Caen las pinzas


En una situación de crisis como la actual, en la que el número de grúas es muy escasa, con las ventas de ladrillo en mínimos, el agujero negro que es la ordenación urbanística ourensana tiene una importancia relativa. Por ahora. Los proyectos de iniciativa privada que la Xunta trató de amparar apenas han avanzado. Entre los de interés público, la ampliación del CHUO -en tanto ocupa terrenos de la finca Mariñamansa, sin un proyecto de urbanización aprobado- queda en una situación al menos incómoda desde el punto de vista de la legalidad urbanística. Téngase en cuenta que en 1986, cuando se aprobó el plan urbanístico ahora vigente, buena parte de lo que ahora llamamos finca Mariñamansa era granja escuela de la Diputación, que hasta el 2001 no lo vendió, cuando ya se trabajaba en la redacción de un nuevo PXOM, en el que florecían torres y centros comerciales.

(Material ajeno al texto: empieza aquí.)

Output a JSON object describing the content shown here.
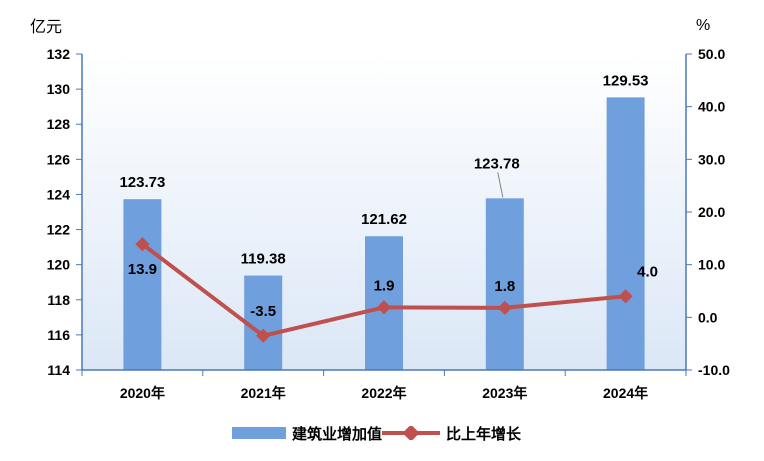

La anulación de estas normas tendrá, «gracias» a la crisis, un impacto poco más que virtual, en un momento en el que apenas pesa el ladrillo como motor de la actividad económica local. Actuó rápido la anterior corporación municipal, que, con peor o mejor fortuna, dejó encarrilada la revisión del plan. La Xunta apuró la publicación que ahora se ve desautorizada, pocos meses después de la nulidad efectivas del PXOM. La norma ha resistido cinco años y algún tiempo más de gracia le quedará. Por una vez, que la justicia no tenga la agilidad entre sus virtudes, ha ayudado a mantener este peculiar urbanismo de pinzas que padece Ourense y que, a estas alturas, con una corporación municipal solvente, ya habría tomado forma en un nuevo PXOM.